Erano presenti l’assessore allo sport Domenico Di Molfetta e l’assessora ai servizi sociali Simona Mendolicchio in rappresentanza del Comune di Foggia, il presidente del Rotary Club Foggia Capitanata Stefano Tartaglia, il presidente di iFun Maurizio Alloggio, il presidente del Circolo Schermistico Dauno Romeo Maestri, i consiglieri regionali Federscherma Maria Grazia Lattanzio e Domenico Mastrolitto ed il delegato provinciale Coni Foggia Renato Martino. Sono intervenuti in videoconferenza il Presidente della Federazione Italiana Scherma Luigi Mazzone ed il Governatore del Distretto Rotary 2021 Antonio Bellisario Braia.
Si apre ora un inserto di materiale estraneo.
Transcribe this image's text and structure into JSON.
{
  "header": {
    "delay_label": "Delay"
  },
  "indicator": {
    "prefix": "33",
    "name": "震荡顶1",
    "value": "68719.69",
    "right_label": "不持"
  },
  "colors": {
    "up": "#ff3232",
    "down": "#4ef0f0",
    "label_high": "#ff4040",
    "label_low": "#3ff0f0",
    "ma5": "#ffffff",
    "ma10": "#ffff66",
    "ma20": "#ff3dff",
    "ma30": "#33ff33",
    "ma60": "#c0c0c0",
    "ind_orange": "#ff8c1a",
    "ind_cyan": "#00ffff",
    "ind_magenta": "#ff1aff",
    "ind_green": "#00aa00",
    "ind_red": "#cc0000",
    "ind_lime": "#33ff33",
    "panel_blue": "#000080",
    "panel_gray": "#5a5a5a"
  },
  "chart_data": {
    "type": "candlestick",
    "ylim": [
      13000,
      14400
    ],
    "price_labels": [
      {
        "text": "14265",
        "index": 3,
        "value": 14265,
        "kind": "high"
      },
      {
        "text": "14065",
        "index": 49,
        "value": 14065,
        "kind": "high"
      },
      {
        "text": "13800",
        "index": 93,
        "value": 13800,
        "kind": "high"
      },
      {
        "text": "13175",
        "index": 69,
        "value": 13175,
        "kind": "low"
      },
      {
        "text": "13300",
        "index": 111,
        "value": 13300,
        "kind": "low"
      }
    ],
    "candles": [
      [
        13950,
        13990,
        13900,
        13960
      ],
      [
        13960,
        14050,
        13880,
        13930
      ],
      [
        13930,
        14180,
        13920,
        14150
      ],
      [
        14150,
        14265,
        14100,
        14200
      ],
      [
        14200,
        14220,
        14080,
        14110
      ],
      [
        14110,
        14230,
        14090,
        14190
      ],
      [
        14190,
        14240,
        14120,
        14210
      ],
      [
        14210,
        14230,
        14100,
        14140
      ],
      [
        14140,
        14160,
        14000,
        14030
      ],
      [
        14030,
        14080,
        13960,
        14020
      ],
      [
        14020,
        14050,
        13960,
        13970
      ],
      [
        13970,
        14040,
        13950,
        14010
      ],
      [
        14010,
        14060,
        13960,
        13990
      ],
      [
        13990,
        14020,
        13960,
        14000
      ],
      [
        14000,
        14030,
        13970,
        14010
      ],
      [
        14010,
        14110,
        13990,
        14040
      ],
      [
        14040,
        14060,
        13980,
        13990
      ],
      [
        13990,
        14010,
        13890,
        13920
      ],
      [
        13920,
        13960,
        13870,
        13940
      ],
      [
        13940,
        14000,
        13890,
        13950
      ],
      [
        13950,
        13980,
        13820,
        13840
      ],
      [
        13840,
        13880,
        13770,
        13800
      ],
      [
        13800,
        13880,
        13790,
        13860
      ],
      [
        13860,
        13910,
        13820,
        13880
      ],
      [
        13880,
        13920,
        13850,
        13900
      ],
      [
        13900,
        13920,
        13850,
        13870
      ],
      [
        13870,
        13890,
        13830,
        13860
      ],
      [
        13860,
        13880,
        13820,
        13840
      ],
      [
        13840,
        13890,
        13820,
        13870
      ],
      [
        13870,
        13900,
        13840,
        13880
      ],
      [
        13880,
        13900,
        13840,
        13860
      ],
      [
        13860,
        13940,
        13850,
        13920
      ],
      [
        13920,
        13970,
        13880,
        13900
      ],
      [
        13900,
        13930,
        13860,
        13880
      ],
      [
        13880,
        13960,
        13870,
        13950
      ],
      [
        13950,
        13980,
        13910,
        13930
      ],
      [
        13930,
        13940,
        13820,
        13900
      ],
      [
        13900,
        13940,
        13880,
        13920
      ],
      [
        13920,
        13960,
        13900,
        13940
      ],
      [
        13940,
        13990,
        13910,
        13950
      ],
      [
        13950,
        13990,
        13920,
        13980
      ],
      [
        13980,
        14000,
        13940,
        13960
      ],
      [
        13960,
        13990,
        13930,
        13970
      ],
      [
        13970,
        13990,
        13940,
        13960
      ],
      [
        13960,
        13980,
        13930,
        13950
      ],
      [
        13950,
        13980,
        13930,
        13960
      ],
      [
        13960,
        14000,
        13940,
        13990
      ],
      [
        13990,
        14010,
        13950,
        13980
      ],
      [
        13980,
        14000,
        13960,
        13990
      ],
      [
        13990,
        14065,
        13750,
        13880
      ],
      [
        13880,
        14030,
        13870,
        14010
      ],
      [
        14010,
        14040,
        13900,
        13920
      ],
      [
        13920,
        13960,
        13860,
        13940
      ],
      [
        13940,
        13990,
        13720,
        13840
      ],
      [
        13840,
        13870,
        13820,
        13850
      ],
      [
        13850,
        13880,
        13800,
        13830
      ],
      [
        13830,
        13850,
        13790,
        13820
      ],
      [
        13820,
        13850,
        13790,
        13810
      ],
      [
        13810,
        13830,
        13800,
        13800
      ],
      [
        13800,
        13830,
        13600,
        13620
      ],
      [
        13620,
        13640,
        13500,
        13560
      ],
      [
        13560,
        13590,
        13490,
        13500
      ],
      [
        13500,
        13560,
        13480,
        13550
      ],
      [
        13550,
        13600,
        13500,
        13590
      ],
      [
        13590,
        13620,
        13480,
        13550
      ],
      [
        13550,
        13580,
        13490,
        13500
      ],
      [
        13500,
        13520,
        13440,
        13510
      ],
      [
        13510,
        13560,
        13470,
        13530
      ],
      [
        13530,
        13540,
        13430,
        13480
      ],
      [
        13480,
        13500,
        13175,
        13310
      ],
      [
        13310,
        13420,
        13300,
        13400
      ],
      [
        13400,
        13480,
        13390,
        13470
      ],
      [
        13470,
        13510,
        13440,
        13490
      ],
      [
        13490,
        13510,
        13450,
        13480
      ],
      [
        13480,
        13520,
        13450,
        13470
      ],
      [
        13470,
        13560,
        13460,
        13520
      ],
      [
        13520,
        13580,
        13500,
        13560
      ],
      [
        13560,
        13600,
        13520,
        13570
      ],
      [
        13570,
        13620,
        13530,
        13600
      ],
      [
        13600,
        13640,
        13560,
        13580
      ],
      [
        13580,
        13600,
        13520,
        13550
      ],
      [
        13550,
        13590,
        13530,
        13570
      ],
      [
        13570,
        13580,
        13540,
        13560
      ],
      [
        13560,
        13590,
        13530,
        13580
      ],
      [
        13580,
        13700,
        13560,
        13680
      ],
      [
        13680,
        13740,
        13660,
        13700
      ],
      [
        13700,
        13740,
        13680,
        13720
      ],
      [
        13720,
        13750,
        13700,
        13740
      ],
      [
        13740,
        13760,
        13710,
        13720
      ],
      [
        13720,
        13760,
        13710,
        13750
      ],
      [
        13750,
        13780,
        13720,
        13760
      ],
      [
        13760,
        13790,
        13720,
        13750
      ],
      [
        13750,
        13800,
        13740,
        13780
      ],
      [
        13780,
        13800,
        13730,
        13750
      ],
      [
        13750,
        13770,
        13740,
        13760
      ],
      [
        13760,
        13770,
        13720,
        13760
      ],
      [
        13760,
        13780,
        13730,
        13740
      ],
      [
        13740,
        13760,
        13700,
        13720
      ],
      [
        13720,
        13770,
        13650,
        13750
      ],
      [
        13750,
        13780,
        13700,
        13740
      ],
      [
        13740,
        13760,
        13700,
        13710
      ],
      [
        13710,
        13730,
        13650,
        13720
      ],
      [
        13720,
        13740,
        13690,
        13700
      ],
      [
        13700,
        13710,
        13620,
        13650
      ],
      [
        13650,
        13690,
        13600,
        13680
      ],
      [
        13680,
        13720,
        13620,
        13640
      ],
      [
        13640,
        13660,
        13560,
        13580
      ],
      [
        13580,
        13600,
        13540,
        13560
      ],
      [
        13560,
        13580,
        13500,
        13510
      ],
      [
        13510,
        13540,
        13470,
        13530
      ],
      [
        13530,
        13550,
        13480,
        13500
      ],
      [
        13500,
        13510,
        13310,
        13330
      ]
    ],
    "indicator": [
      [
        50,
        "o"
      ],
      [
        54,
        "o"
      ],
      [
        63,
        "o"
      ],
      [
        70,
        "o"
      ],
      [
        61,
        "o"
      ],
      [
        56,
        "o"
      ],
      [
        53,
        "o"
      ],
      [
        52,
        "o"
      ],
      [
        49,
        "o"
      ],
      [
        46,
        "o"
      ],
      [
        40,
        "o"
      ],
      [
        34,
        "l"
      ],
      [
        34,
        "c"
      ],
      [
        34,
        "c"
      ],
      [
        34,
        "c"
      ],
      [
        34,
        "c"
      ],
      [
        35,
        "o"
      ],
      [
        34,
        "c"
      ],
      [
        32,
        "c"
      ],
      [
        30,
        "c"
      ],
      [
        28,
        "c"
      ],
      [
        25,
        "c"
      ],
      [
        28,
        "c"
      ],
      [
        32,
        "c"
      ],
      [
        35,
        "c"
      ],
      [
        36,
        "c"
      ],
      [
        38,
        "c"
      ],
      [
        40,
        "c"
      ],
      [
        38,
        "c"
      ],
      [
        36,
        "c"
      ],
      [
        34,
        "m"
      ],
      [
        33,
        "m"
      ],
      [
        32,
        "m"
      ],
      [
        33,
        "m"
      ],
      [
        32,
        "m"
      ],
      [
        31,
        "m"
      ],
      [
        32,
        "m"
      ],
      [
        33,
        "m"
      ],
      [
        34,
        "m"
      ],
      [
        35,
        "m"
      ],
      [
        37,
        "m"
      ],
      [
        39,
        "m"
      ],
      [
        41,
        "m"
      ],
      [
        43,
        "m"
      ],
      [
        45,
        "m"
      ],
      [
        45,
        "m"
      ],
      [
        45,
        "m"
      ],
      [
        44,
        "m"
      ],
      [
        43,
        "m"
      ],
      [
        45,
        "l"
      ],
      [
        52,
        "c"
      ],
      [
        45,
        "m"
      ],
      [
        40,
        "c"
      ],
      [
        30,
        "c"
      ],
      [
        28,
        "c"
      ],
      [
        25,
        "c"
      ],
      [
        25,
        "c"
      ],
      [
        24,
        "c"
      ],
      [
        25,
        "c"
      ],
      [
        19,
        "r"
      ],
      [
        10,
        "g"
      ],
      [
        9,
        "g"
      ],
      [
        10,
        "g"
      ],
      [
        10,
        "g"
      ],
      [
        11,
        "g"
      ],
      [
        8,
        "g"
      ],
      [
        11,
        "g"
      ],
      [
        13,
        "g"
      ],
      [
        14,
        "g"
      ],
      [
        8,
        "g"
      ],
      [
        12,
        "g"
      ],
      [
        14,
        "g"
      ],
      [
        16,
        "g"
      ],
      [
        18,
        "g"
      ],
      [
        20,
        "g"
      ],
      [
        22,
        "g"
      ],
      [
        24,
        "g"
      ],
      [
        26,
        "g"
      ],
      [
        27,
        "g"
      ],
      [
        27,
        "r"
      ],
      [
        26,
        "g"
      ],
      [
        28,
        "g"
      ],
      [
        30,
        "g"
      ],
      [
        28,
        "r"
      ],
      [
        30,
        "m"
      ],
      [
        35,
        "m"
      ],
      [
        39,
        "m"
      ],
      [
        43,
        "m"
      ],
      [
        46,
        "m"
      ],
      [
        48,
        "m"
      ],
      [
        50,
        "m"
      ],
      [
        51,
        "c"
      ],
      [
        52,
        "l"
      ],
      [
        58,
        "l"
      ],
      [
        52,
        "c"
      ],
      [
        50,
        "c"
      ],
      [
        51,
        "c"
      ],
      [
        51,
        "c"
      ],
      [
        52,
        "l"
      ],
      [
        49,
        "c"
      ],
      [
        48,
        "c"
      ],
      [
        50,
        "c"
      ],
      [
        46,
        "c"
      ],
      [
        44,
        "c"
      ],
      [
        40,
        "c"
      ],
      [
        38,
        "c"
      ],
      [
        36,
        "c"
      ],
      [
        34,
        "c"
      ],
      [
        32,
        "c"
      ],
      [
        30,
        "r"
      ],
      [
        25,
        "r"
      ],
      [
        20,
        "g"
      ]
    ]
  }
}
Nel suo intervento il Presidente Fis, Luigi Mazzone, ha parlato nella duplice veste di vertice federale e di neuropsichiatra infantile, tra i massimi esperti al mondo di autismo, annunciando l’inserimento in calendario di due gare integrate rientranti nel progetto “Fencing4All” – in programma a Roma e Milano – riservate a squadre composte da almeno un ragazzo autistico: “Lo sport può essere uno strumento formidabile di inserimento: da neuropsichiatra infantile ho sempre sostenuto che la mia presidenza deve guardare ad una crescita culturale che parte dall’inclusione sociale. La scherma in particolare può risultare molto utile in questo senso poiché il disturbo dello spettro autistico comporta un deficit socio-relazionale: spesso il ragazzo autistico fa fatica a capire le intenzioni dell’altro e la scherma allena proprio queste caratteristiche, stimolando le capacità di capire ed anticipare le intenzioni di un avversario che si trova a breve distanza. La scherma ha inoltre qualcosa in più rispetto ad altri sport di contatto: il fatto di impugnare un’arma infonde sicurezza attraverso le sensazioni tattili, poi ci sono le luci ed i suoni. La sensorialità è spesso molto sviluppata nell’autismo ed i feedback sonori e visivi sono molto importanti. Il mio ringraziamento va alla dirigenza del Circolo Schermistico Dauno per aver subito accolto e messo in piedi questo progetto in brevissimo tempo”.
In conclusione dell’incontro il moderatore Mario De Vivo, responsabile della comunicazione del Circolo Schermistico Dauno, ha fatto dono all’associazione iFun (organizzazione no profit che si occupa dell’inclusione sociale di ragazzi neurodivergenti) della felpa indossata da Gigi Samele in occasione dei Giochi Olimpici di Parigi 2024.